Bizde empati, "ben, senin yerinde olsam, öyle düşünüp yapmazdım"dan ibaret.
Empati demek bu değil oysaki... Tamam anlaşılan o ki başkasının yerine
kendimizi koysak bile, kendimiz olmaktan bir türlü vazgeçemiyoruz.
İnsanları diğer canlılardan ayıran en büyük özelliklerden biridir belki de,
başkaları tarafından anlaşılmaya çalışılmak. Bir kedinin resim yaparak, bir
ördeğin şarkı söyleyerek, bir maymunun roman yazarak kendini ifade ettiğini
gören var mı?
İnsan cinsinin en büyük çabası kendisini başkalarına anlatabilmek belki de
kanıtlayabilmektir.

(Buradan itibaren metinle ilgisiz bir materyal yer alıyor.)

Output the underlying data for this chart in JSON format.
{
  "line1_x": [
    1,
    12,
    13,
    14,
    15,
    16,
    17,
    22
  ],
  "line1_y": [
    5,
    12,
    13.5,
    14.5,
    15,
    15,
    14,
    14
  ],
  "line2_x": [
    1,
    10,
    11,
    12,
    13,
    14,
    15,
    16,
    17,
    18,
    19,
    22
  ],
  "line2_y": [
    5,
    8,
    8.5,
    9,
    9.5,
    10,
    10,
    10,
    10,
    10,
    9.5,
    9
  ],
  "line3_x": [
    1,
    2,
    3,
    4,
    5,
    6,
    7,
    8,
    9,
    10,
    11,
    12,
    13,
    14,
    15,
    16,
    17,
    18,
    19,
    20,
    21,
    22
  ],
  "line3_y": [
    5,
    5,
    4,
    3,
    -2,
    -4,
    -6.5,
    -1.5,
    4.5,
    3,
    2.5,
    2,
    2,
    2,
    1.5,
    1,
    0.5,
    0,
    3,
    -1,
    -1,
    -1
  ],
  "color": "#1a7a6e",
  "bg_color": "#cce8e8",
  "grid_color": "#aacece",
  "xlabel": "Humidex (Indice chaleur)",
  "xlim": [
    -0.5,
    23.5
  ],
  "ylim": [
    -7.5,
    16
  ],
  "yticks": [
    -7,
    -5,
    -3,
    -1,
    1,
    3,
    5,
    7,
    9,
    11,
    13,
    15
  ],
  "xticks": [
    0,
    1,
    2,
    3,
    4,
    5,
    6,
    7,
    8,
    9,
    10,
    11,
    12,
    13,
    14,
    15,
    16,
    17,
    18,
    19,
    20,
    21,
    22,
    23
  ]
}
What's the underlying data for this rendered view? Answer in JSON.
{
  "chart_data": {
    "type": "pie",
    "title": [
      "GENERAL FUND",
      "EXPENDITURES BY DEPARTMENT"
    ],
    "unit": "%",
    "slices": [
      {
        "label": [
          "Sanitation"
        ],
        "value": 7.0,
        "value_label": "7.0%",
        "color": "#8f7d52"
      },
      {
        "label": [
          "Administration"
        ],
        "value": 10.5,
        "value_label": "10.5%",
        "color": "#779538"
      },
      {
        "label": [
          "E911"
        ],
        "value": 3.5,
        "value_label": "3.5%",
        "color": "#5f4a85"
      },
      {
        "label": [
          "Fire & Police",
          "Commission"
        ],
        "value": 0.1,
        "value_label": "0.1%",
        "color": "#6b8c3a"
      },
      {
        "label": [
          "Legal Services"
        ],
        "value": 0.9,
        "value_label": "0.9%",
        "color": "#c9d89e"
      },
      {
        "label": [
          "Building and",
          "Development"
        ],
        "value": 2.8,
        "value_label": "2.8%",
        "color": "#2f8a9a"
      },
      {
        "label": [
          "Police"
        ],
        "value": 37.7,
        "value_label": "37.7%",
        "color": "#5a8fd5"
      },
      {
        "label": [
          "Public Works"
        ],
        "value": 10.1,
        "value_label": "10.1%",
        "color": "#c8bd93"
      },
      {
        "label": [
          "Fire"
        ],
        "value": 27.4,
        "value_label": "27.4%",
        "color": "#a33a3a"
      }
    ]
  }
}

Hayvanlar aleminde kendini ifadenin, kanıtlamanın, tek
bir şekli var; hısım olarak değil, karşındakini hasım olarak görmek ve onu
bilek gücü ile devirmek.
Bir dişi aslanın doğurduğu çocuklardan sonra bunalıma girdiği, erkek
aslana, "öyle dışarıdan seyretmekle olmuyor! Ben çocukları emziriyorum,
emzirirken ne kadar kalori kaybedip, nedenli yorulduğumu, üstüne üstlük bir
de işe gidip, avlanıp gelip, aynı zamanda, aslan yattığı yerden belli olur,
atasözünü boş çıkarmamak için evi derleyip
topladığımı görüp, benim ne halde param parça olduğumu fark etmiyor musun"

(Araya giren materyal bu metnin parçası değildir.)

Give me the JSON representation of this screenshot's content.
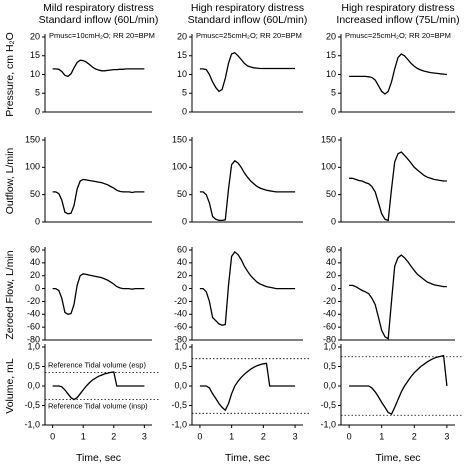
{
  "chart_data": [
    {
      "type": "line",
      "title": "Mild respiratory distress",
      "subtitle": "Standard inflow (60L/min)",
      "annotation": "Pmusc=10cmH₂O; RR 20=BPM",
      "ylabel": "Pressure, cm H₂O",
      "color": "#000000",
      "xlim": [
        -0.25,
        3.25
      ],
      "ylim": [
        0,
        20
      ],
      "yticks": [
        0,
        5,
        10,
        15,
        20
      ],
      "x": [
        0,
        0.1,
        0.2,
        0.3,
        0.4,
        0.5,
        0.6,
        0.7,
        0.8,
        0.9,
        1,
        1.1,
        1.2,
        1.3,
        1.4,
        1.5,
        1.6,
        1.7,
        1.8,
        1.9,
        2,
        2.1,
        2.2,
        2.3,
        2.4,
        2.5,
        2.6,
        2.7,
        2.8,
        2.9,
        3
      ],
      "values": [
        11.5,
        11.5,
        11.4,
        10.8,
        9.8,
        9.5,
        10.2,
        11.8,
        13.2,
        13.8,
        13.7,
        13.3,
        12.7,
        12,
        11.5,
        11.2,
        11,
        11,
        11.1,
        11.2,
        11.3,
        11.3,
        11.4,
        11.4,
        11.5,
        11.5,
        11.5,
        11.5,
        11.5,
        11.5,
        11.5
      ]
    },
    {
      "type": "line",
      "title": "High respiratory distress",
      "subtitle": "Standard inflow (60L/min)",
      "annotation": "Pmusc=25cmH₂O; RR 20=BPM",
      "color": "#000000",
      "xlim": [
        -0.25,
        3.25
      ],
      "ylim": [
        0,
        20
      ],
      "yticks": [
        0,
        5,
        10,
        15,
        20
      ],
      "x": [
        0,
        0.1,
        0.2,
        0.3,
        0.4,
        0.5,
        0.6,
        0.7,
        0.8,
        0.9,
        1,
        1.1,
        1.2,
        1.3,
        1.4,
        1.5,
        1.6,
        1.7,
        1.8,
        1.9,
        2,
        2.1,
        2.2,
        2.3,
        2.4,
        2.5,
        2.6,
        2.7,
        2.8,
        2.9,
        3
      ],
      "values": [
        11.5,
        11.5,
        11.3,
        10,
        8,
        6.5,
        5.5,
        6,
        9,
        13,
        15.5,
        15.8,
        15,
        14,
        13,
        12.3,
        12,
        11.8,
        11.7,
        11.6,
        11.6,
        11.6,
        11.6,
        11.6,
        11.6,
        11.6,
        11.6,
        11.6,
        11.6,
        11.6,
        11.6
      ]
    },
    {
      "type": "line",
      "title": "High respiratory distress",
      "subtitle": "Increased inflow  (75L/min)",
      "annotation": "Pmusc=25cmH₂O; RR 20=BPM",
      "color": "#000000",
      "xlim": [
        -0.25,
        3.25
      ],
      "ylim": [
        0,
        20
      ],
      "yticks": [
        0,
        5,
        10,
        15,
        20
      ],
      "x": [
        0,
        0.1,
        0.2,
        0.3,
        0.4,
        0.5,
        0.6,
        0.7,
        0.8,
        0.9,
        1,
        1.1,
        1.2,
        1.3,
        1.4,
        1.5,
        1.6,
        1.7,
        1.8,
        1.9,
        2,
        2.1,
        2.2,
        2.3,
        2.4,
        2.5,
        2.6,
        2.7,
        2.8,
        2.9,
        3
      ],
      "values": [
        9.5,
        9.5,
        9.5,
        9.5,
        9.5,
        9.5,
        9.4,
        9.2,
        8.5,
        7,
        5.5,
        4.8,
        5.5,
        8,
        11.5,
        14.5,
        15.5,
        15,
        14,
        13,
        12.2,
        11.6,
        11.2,
        10.9,
        10.7,
        10.5,
        10.4,
        10.3,
        10.2,
        10.1,
        10
      ]
    },
    {
      "type": "line",
      "ylabel": "Outflow, L/min",
      "color": "#000000",
      "xlim": [
        -0.25,
        3.25
      ],
      "ylim": [
        0,
        150
      ],
      "yticks": [
        0,
        50,
        100,
        150
      ],
      "x": [
        0,
        0.1,
        0.2,
        0.3,
        0.4,
        0.5,
        0.6,
        0.7,
        0.8,
        0.9,
        1,
        1.1,
        1.2,
        1.3,
        1.4,
        1.5,
        1.6,
        1.7,
        1.8,
        1.9,
        2,
        2.1,
        2.2,
        2.3,
        2.4,
        2.5,
        2.6,
        2.7,
        2.8,
        2.9,
        3
      ],
      "values": [
        55,
        55,
        52,
        40,
        18,
        15,
        16,
        30,
        60,
        75,
        78,
        77,
        76,
        75,
        74,
        73,
        72,
        70,
        68,
        65,
        62,
        58,
        56,
        55,
        55,
        55,
        54,
        55,
        55,
        55,
        55
      ]
    },
    {
      "type": "line",
      "color": "#000000",
      "xlim": [
        -0.25,
        3.25
      ],
      "ylim": [
        0,
        150
      ],
      "yticks": [
        0,
        50,
        100,
        150
      ],
      "x": [
        0,
        0.1,
        0.2,
        0.3,
        0.4,
        0.5,
        0.6,
        0.7,
        0.8,
        0.9,
        1,
        1.1,
        1.2,
        1.3,
        1.4,
        1.5,
        1.6,
        1.7,
        1.8,
        1.9,
        2,
        2.1,
        2.2,
        2.3,
        2.4,
        2.5,
        2.6,
        2.7,
        2.8,
        2.9,
        3
      ],
      "values": [
        55,
        55,
        50,
        35,
        10,
        5,
        3,
        3,
        4,
        60,
        105,
        112,
        108,
        100,
        90,
        82,
        75,
        70,
        65,
        62,
        60,
        58,
        57,
        56,
        55,
        55,
        55,
        55,
        55,
        55,
        55
      ]
    },
    {
      "type": "line",
      "color": "#000000",
      "xlim": [
        -0.25,
        3.25
      ],
      "ylim": [
        0,
        150
      ],
      "yticks": [
        0,
        50,
        100,
        150
      ],
      "x": [
        0,
        0.1,
        0.2,
        0.3,
        0.4,
        0.5,
        0.6,
        0.7,
        0.8,
        0.9,
        1,
        1.1,
        1.2,
        1.3,
        1.4,
        1.5,
        1.6,
        1.7,
        1.8,
        1.9,
        2,
        2.1,
        2.2,
        2.3,
        2.4,
        2.5,
        2.6,
        2.7,
        2.8,
        2.9,
        3
      ],
      "values": [
        80,
        80,
        78,
        76,
        75,
        72,
        70,
        65,
        55,
        35,
        15,
        5,
        3,
        60,
        110,
        125,
        128,
        122,
        115,
        108,
        100,
        95,
        90,
        85,
        82,
        80,
        78,
        77,
        76,
        75,
        75
      ]
    },
    {
      "type": "line",
      "ylabel": "Zeroed Flow, L/min",
      "color": "#000000",
      "xlim": [
        -0.25,
        3.25
      ],
      "ylim": [
        -80,
        60
      ],
      "yticks": [
        -80,
        -60,
        -40,
        -20,
        0,
        20,
        40,
        60
      ],
      "x": [
        0,
        0.1,
        0.2,
        0.3,
        0.4,
        0.5,
        0.6,
        0.7,
        0.8,
        0.9,
        1,
        1.1,
        1.2,
        1.3,
        1.4,
        1.5,
        1.6,
        1.7,
        1.8,
        1.9,
        2,
        2.1,
        2.2,
        2.3,
        2.4,
        2.5,
        2.6,
        2.7,
        2.8,
        2.9,
        3
      ],
      "values": [
        0,
        0,
        -3,
        -15,
        -37,
        -40,
        -39,
        -25,
        5,
        20,
        23,
        22,
        21,
        20,
        19,
        18,
        17,
        15,
        13,
        10,
        7,
        3,
        1,
        0,
        0,
        0,
        -1,
        0,
        0,
        0,
        0
      ]
    },
    {
      "type": "line",
      "color": "#000000",
      "xlim": [
        -0.25,
        3.25
      ],
      "ylim": [
        -80,
        60
      ],
      "yticks": [
        -80,
        -60,
        -40,
        -20,
        0,
        20,
        40,
        60
      ],
      "x": [
        0,
        0.1,
        0.2,
        0.3,
        0.4,
        0.5,
        0.6,
        0.7,
        0.8,
        0.9,
        1,
        1.1,
        1.2,
        1.3,
        1.4,
        1.5,
        1.6,
        1.7,
        1.8,
        1.9,
        2,
        2.1,
        2.2,
        2.3,
        2.4,
        2.5,
        2.6,
        2.7,
        2.8,
        2.9,
        3
      ],
      "values": [
        0,
        0,
        -5,
        -20,
        -45,
        -50,
        -55,
        -57,
        -56,
        5,
        50,
        57,
        53,
        45,
        35,
        27,
        20,
        15,
        10,
        7,
        5,
        3,
        2,
        1,
        0,
        0,
        0,
        0,
        0,
        0,
        0
      ]
    },
    {
      "type": "line",
      "color": "#000000",
      "xlim": [
        -0.25,
        3.25
      ],
      "ylim": [
        -80,
        60
      ],
      "yticks": [
        -80,
        -60,
        -40,
        -20,
        0,
        20,
        40,
        60
      ],
      "x": [
        0,
        0.1,
        0.2,
        0.3,
        0.4,
        0.5,
        0.6,
        0.7,
        0.8,
        0.9,
        1,
        1.1,
        1.2,
        1.3,
        1.4,
        1.5,
        1.6,
        1.7,
        1.8,
        1.9,
        2,
        2.1,
        2.2,
        2.3,
        2.4,
        2.5,
        2.6,
        2.7,
        2.8,
        2.9,
        3
      ],
      "values": [
        5,
        5,
        3,
        0,
        -3,
        -5,
        -8,
        -15,
        -25,
        -45,
        -65,
        -75,
        -78,
        -20,
        35,
        48,
        52,
        48,
        42,
        35,
        28,
        22,
        18,
        14,
        10,
        8,
        6,
        5,
        4,
        3,
        3
      ]
    },
    {
      "type": "line",
      "ylabel": "Volume, mL",
      "xlabel": "Time, sec",
      "color": "#000000",
      "xlim": [
        -0.25,
        3.25
      ],
      "xticks": [
        0,
        1,
        2,
        3
      ],
      "ylim": [
        -1,
        1
      ],
      "yticks": [
        {
          "value": -1,
          "label": "-1,0"
        },
        {
          "value": -0.5,
          "label": "-0,5"
        },
        {
          "value": 0,
          "label": "0,0"
        },
        {
          "value": 0.5,
          "label": "0,5"
        },
        {
          "value": 1,
          "label": "1,0"
        }
      ],
      "reference_lines": [
        {
          "value": 0.35,
          "label": "Reference Tidal volume (esp)"
        },
        {
          "value": -0.35,
          "label": "Reference Tidal volume (insp)"
        }
      ],
      "x": [
        0,
        0.1,
        0.2,
        0.3,
        0.4,
        0.5,
        0.6,
        0.7,
        0.8,
        0.9,
        1,
        1.1,
        1.2,
        1.3,
        1.4,
        1.5,
        1.6,
        1.7,
        1.8,
        1.9,
        2,
        2.1,
        2.2,
        2.3,
        2.4,
        2.5,
        2.6,
        2.7,
        2.8,
        2.9,
        3
      ],
      "values": [
        0,
        0,
        0,
        -0.02,
        -0.1,
        -0.2,
        -0.3,
        -0.35,
        -0.3,
        -0.2,
        -0.1,
        0,
        0.08,
        0.15,
        0.2,
        0.25,
        0.28,
        0.31,
        0.33,
        0.35,
        0.36,
        0,
        0,
        0,
        0,
        0,
        0,
        0,
        0,
        0,
        0
      ]
    },
    {
      "type": "line",
      "xlabel": "Time, sec",
      "color": "#000000",
      "xlim": [
        -0.25,
        3.25
      ],
      "xticks": [
        0,
        1,
        2,
        3
      ],
      "ylim": [
        -1,
        1
      ],
      "yticks": [
        {
          "value": -1,
          "label": "-1,0"
        },
        {
          "value": -0.5,
          "label": "-0,5"
        },
        {
          "value": 0,
          "label": "0,0"
        },
        {
          "value": 0.5,
          "label": "0,5"
        },
        {
          "value": 1,
          "label": "1,0"
        }
      ],
      "reference_lines": [
        {
          "value": 0.7
        },
        {
          "value": -0.7
        }
      ],
      "x": [
        0,
        0.1,
        0.2,
        0.3,
        0.4,
        0.5,
        0.6,
        0.7,
        0.8,
        0.9,
        1,
        1.1,
        1.2,
        1.3,
        1.4,
        1.5,
        1.6,
        1.7,
        1.8,
        1.9,
        2,
        2.1,
        2.2,
        2.3,
        2.4,
        2.5,
        2.6,
        2.7,
        2.8,
        2.9,
        3
      ],
      "values": [
        0,
        0,
        0,
        -0.05,
        -0.2,
        -0.32,
        -0.45,
        -0.55,
        -0.62,
        -0.45,
        -0.2,
        0,
        0.12,
        0.22,
        0.3,
        0.37,
        0.43,
        0.48,
        0.52,
        0.55,
        0.57,
        0.58,
        0,
        0,
        0,
        0,
        0,
        0,
        0,
        0,
        0
      ]
    },
    {
      "type": "line",
      "xlabel": "Time, sec",
      "color": "#000000",
      "xlim": [
        -0.25,
        3.25
      ],
      "xticks": [
        0,
        1,
        2,
        3
      ],
      "ylim": [
        -1,
        1
      ],
      "yticks": [
        {
          "value": -1,
          "label": "-1,0"
        },
        {
          "value": -0.5,
          "label": "-0,5"
        },
        {
          "value": 0,
          "label": "0,0"
        },
        {
          "value": 0.5,
          "label": "0,5"
        },
        {
          "value": 1,
          "label": "1,0"
        }
      ],
      "reference_lines": [
        {
          "value": 0.75
        },
        {
          "value": -0.75
        }
      ],
      "x": [
        0,
        0.1,
        0.2,
        0.3,
        0.4,
        0.5,
        0.6,
        0.7,
        0.8,
        0.9,
        1,
        1.1,
        1.2,
        1.3,
        1.4,
        1.5,
        1.6,
        1.7,
        1.8,
        1.9,
        2,
        2.1,
        2.2,
        2.3,
        2.4,
        2.5,
        2.6,
        2.7,
        2.8,
        2.9,
        3
      ],
      "values": [
        0,
        0,
        0,
        0,
        0,
        0,
        0,
        -0.05,
        -0.15,
        -0.28,
        -0.42,
        -0.55,
        -0.68,
        -0.72,
        -0.55,
        -0.35,
        -0.15,
        0,
        0.12,
        0.24,
        0.34,
        0.42,
        0.5,
        0.56,
        0.62,
        0.67,
        0.71,
        0.74,
        0.76,
        0.78,
        0
      ]
    }
  ]
}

dediği, buna karşılık erkek aslanın, "ama bunları bana hiç söylemedin ki?"
diye karşılık verdiğini duyanınız oldu mu? Karikatür gibi değil mi?
Konuşamayan insan, kendini nasıl ifade edebilir? Yazarak, resim yaparak,
şarkılar söyleyerek... Bütün bunlar yeterli midir anlaşılmaya?

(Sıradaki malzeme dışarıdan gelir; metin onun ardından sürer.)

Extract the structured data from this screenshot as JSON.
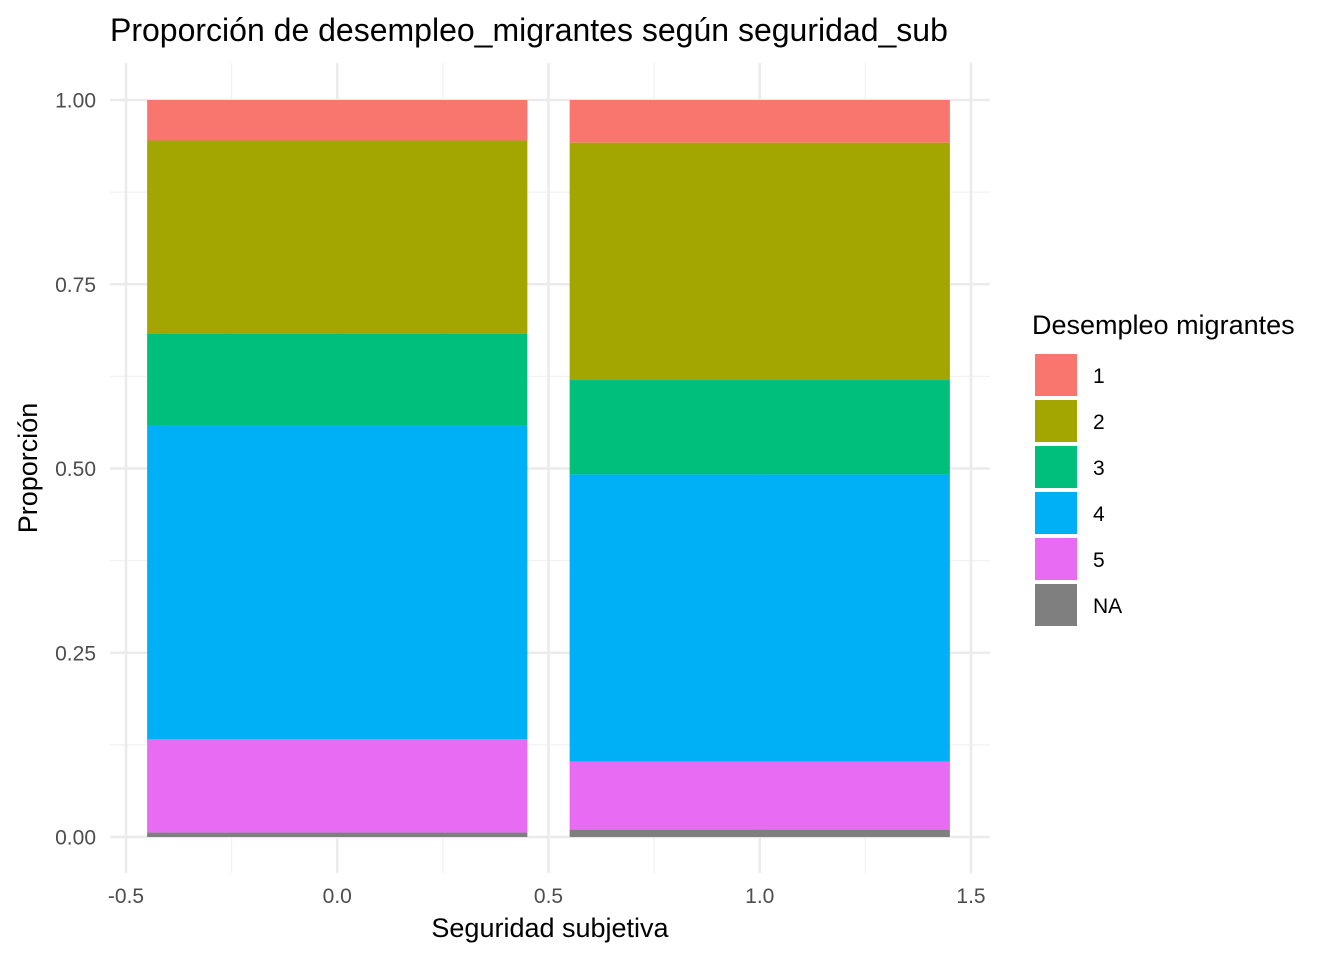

Yoldaşımızın, arkadaşımızın, eşimizin, kardeşimizin, annemizin vs.
anlayışının biraz da açık olması gerekmez mi? Sen istediğin kadar kendini
mükemmel bir şekilde ifade ettiğini zannede dur. Değişen bir şey yoksa
hayatta..
"Alooo! Kime söylüyorum?" "Aradığınız kişiye şu an ulaşılamıyor.
Konuşmadan, yazmadan ve mesaj bırakmadan anlaşılmak istemek çok lüks öyle
değil mi özellikle yaşadığımız şu günlerde. Daha da acı olan, iletişim için
teknoloji hat safhadayken kimsenin birbirini anlamaması...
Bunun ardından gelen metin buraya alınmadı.